Sekarang coba jawab, orang mana yang tidak merasa aneh jika ada sekelompok manusia yang berkerumun pagi-pagi buta di jalanan depan kampus Pinus dan malah membicarakan kutu?

Sang Ayah, Abimanyu, tingginya melebihi dua meter, dengan wajah mirip yakuza, lengkap dengan codet panjang di kening kirinya. Pakaiannya serbahitam dengan long coat berkibar yang menambah seram penampilannya.

Sementara sang ibu, Wahyuni, kebalikannya. Tingginya hanya 152 cm. Nyaris hanya lebih tinggi sedikit dari siku suaminya. Tak terlihat berusia 40-an. Wajahnya begitu imut dan awet muda. Kadang, Ray sendiri heran kenapa ibunya yang selembut itu mau menikah dengan ayahnya yang brutal? Namun, ditepisnya semua pikiran ajaib itu. Karena bagaimanapun, jika mereka tidak menikah, dirinya tidak akan lahir.

Belum lagi mereka dijaga dua bodyguard bertubuh gempal. Total ada sembilan orang berkerumun di tepi jalan. Tujuh di antaranya berwajah 100% sangar bin gahar!

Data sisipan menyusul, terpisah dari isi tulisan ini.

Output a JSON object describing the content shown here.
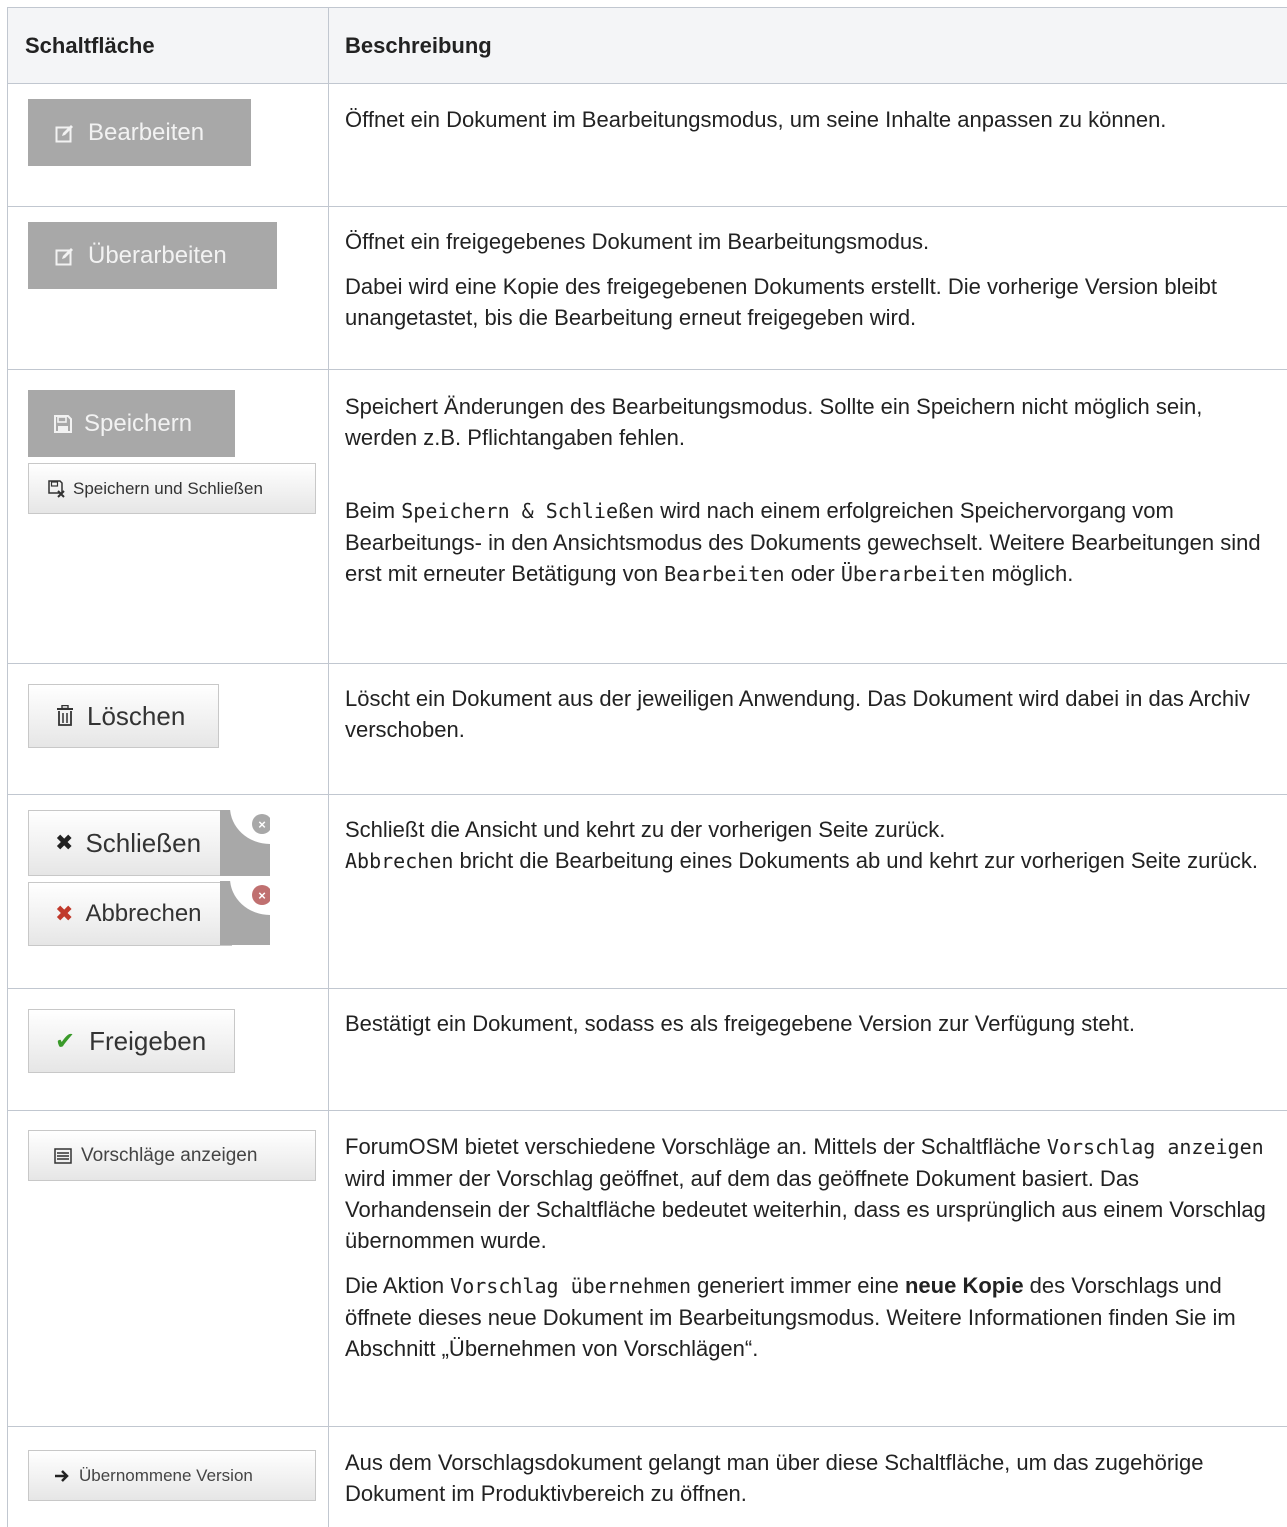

"Pi, Mi, Ray mau kuliah. Tolong, enggak usah diikutin sampai kampus." Ray berusaha tersenyum. Netra cokelat cerahnya berkilat penuh permohonan. "Mami dan Papi di kosan aja sampai Ray balik. Okeee?"

"Ndak iso, Le. Mami mau lihat kampusmu koyok opo." Wahyuni menggelayut di lengan kukuh suaminya seolah meminta persetujuan.

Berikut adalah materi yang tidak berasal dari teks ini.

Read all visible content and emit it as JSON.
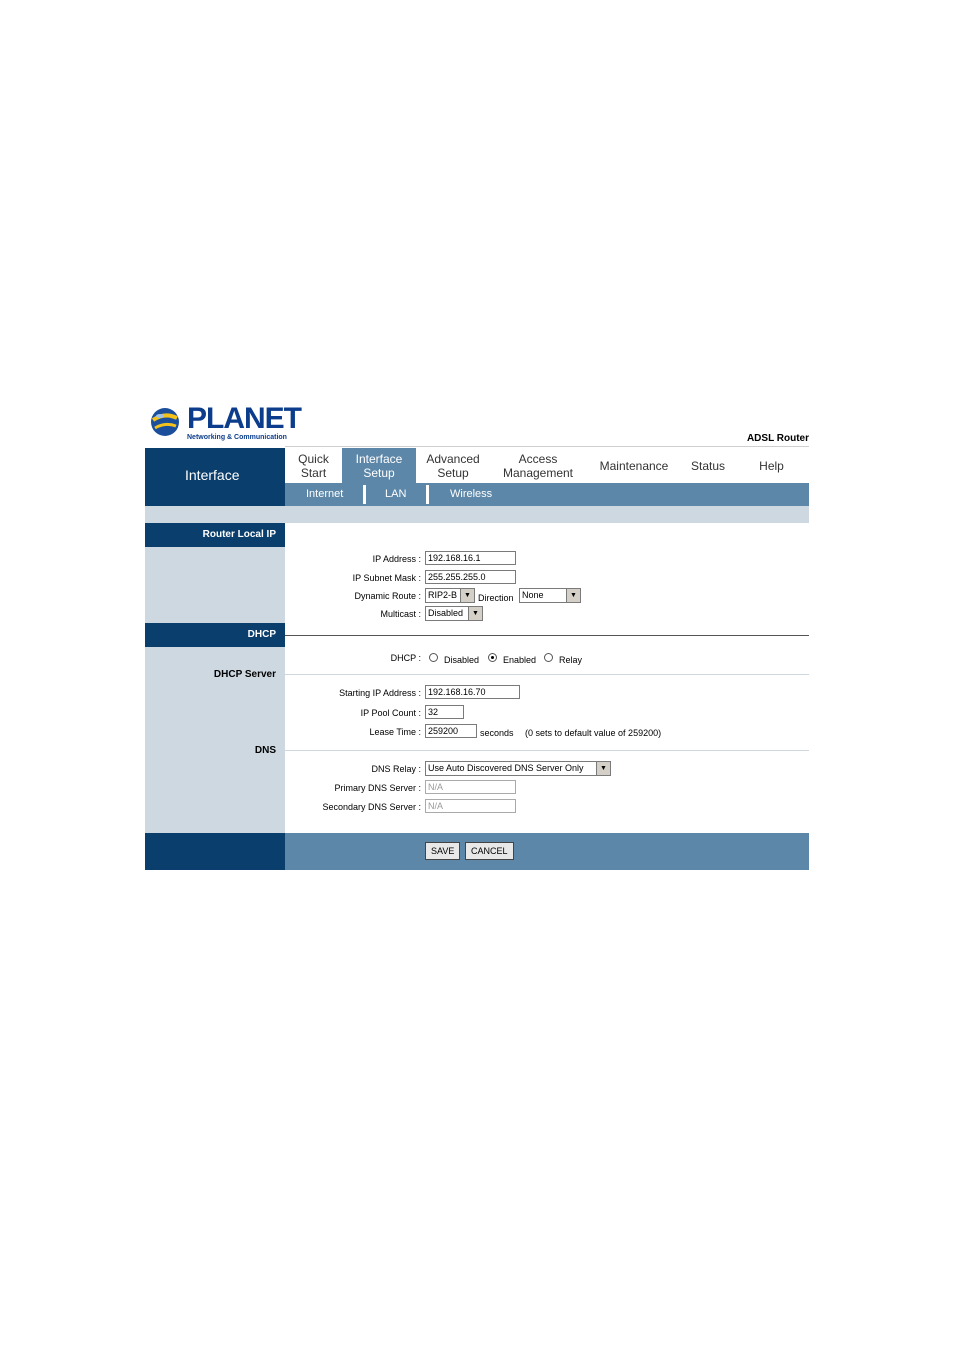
{
  "brand": {
    "name": "PLANET",
    "tagline": "Networking & Communication",
    "product": "ADSL Router"
  },
  "nav": {
    "section_title": "Interface",
    "tabs": [
      {
        "label": "Quick Start"
      },
      {
        "label": "Interface Setup"
      },
      {
        "label": "Advanced Setup"
      },
      {
        "label": "Access Management"
      },
      {
        "label": "Maintenance"
      },
      {
        "label": "Status"
      },
      {
        "label": "Help"
      }
    ],
    "active_tab": "Interface Setup",
    "subtabs": [
      {
        "label": "Internet"
      },
      {
        "label": "LAN"
      },
      {
        "label": "Wireless"
      }
    ],
    "active_subtab": "LAN"
  },
  "router_local_ip": {
    "title": "Router Local IP",
    "ip_label": "IP Address :",
    "ip_value": "192.168.16.1",
    "mask_label": "IP Subnet Mask :",
    "mask_value": "255.255.255.0",
    "route_label": "Dynamic Route :",
    "route_value": "RIP2-B",
    "direction_label": "Direction",
    "direction_value": "None",
    "multicast_label": "Multicast :",
    "multicast_value": "Disabled"
  },
  "dhcp": {
    "title": "DHCP",
    "label": "DHCP :",
    "options": [
      "Disabled",
      "Enabled",
      "Relay"
    ],
    "selected": "Enabled",
    "server_title": "DHCP Server",
    "start_label": "Starting IP Address :",
    "start_value": "192.168.16.70",
    "pool_label": "IP Pool Count :",
    "pool_value": "32",
    "lease_label": "Lease Time :",
    "lease_value": "259200",
    "lease_unit": "seconds",
    "lease_note": "(0 sets to default value of 259200)"
  },
  "dns": {
    "title": "DNS",
    "relay_label": "DNS Relay :",
    "relay_value": "Use Auto Discovered DNS Server Only",
    "primary_label": "Primary DNS Server :",
    "primary_value": "N/A",
    "secondary_label": "Secondary DNS Server :",
    "secondary_value": "N/A"
  },
  "buttons": {
    "save": "SAVE",
    "cancel": "CANCEL"
  },
  "colors": {
    "dark_blue": "#0a3e6d",
    "mid_blue": "#5d87a8",
    "light_gray_blue": "#cdd8e1"
  }
}
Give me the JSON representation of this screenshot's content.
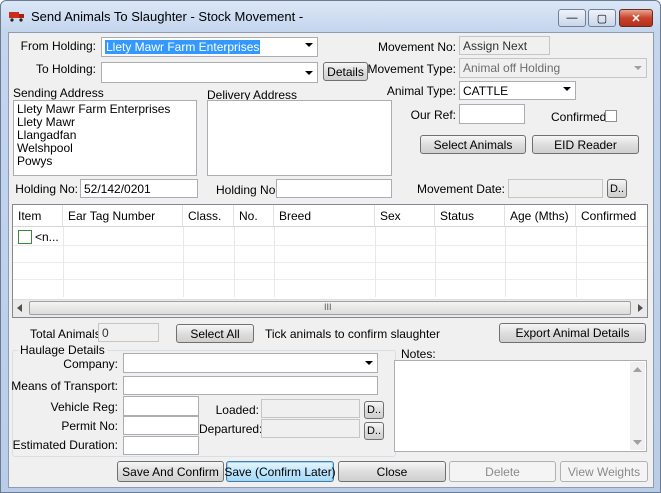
{
  "window": {
    "title": "Send Animals To Slaughter - Stock Movement -",
    "minimize": "—",
    "maximize": "▢",
    "close": "✕"
  },
  "from_holding": {
    "label": "From Holding:",
    "value": "Llety Mawr Farm Enterprises"
  },
  "to_holding": {
    "label": "To Holding:",
    "value": "",
    "details_button": "Details"
  },
  "sending_address": {
    "label": "Sending Address",
    "lines": [
      "Llety Mawr Farm Enterprises",
      "Llety Mawr",
      "Llangadfan",
      "Welshpool",
      "Powys"
    ]
  },
  "delivery_address": {
    "label": "Delivery Address",
    "lines": []
  },
  "holding_no_send": {
    "label": "Holding No:",
    "value": "52/142/0201"
  },
  "holding_no_delivery": {
    "label": "Holding No:",
    "value": ""
  },
  "movement_no": {
    "label": "Movement No:",
    "value": "Assign Next"
  },
  "movement_type": {
    "label": "Movement Type:",
    "value": "Animal off Holding"
  },
  "animal_type": {
    "label": "Animal Type:",
    "value": "CATTLE"
  },
  "our_ref": {
    "label": "Our Ref:",
    "value": ""
  },
  "confirmed": {
    "label": "Confirmed:",
    "checked": false
  },
  "buttons": {
    "select_animals": "Select Animals",
    "eid_reader": "EID Reader",
    "movement_date_picker": "D..",
    "select_all": "Select All",
    "export_animal_details": "Export Animal Details",
    "loaded_picker": "D..",
    "departured_picker": "D..",
    "save_and_confirm": "Save And Confirm",
    "save_confirm_later": "Save (Confirm Later)",
    "close": "Close",
    "delete": "Delete",
    "view_weights": "View Weights"
  },
  "movement_date": {
    "label": "Movement Date:",
    "value": ""
  },
  "grid": {
    "columns": [
      "Item",
      "Ear Tag Number",
      "Class.",
      "No.",
      "Breed",
      "Sex",
      "Status",
      "Age (Mths)",
      "Confirmed"
    ],
    "rows": [
      {
        "item": "<n..."
      }
    ],
    "scroll_thumb": "III"
  },
  "total_animals": {
    "label": "Total Animals:",
    "value": "0"
  },
  "tick_note": "Tick animals to confirm slaughter",
  "haulage": {
    "legend": "Haulage Details",
    "company_label": "Company:",
    "company_value": "",
    "means_label": "Means of Transport:",
    "means_value": "",
    "vehicle_label": "Vehicle Reg:",
    "vehicle_value": "",
    "permit_label": "Permit No:",
    "permit_value": "",
    "duration_label": "Estimated Duration:",
    "duration_value": "",
    "loaded_label": "Loaded:",
    "loaded_value": "",
    "departured_label": "Departured:",
    "departured_value": ""
  },
  "notes": {
    "label": "Notes:",
    "value": ""
  },
  "colors": {
    "title_bar": "#c4d6ee",
    "selection": "#3399ff",
    "close_button": "#c7432a",
    "form_background": "#f0f0f0"
  }
}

"Iya, Papi juga mau lihat apa kamu bakal punya temen-temen baik kayak di SMA."

Ray kembali menepuk dahinya pusing. Masih segar dalam ingatan bagaimana kedua orangtuanya melakukan inspeksi ketat saat dirinya pertama kali memutuskan sekolah di Jakarta, jauh dari orangtua. Ray ingin mandiri, tidak bergantung pada bayang-bayang ayahnya. Sayangnya, harapan itu tak terwujud. Ketika Abhimanyu datang ke sekolah, lengkap dengan pasukan pelindungnya, tentu wajah Ray langsung diingat oleh semua orang sebagai anak penjahat kelas kakap yang harus dijauhi.

Masih bagus dirinya punya kepribadian supel, ramah, dan pede akut hingga intimidasi sang papi terhadap teman-temannya lumer ketika dia naik ke kelas dua. Tentu itu bukan suatu hal yang mudah. Kali ini, Ray tidak akan membiarkan itu terjadi!

"Pi, Ray udah gede. Masa masih juga enggak percaya sama Ray?"

Abhimanyu berdecak tak suka. "Papi bukannya enggak percaya. Tapi, kamu anak Abhimanyu Wirdyahudo, rajanya ukiran Jepara. Terkenal bikin takut mafia kayu." Dada bidangnya dibusungkan sambil ditepuk satu kali. "Siapa tahu ada anak dari musuh Papi yang kuliah di sini."

"Yaelah, Pi. Udah jauh-jauh ke Jakarta, masa ada anak musuh Papi juga? Lagian, yang musuhan kan Papi, kenapa Ray dibawa-bawa?"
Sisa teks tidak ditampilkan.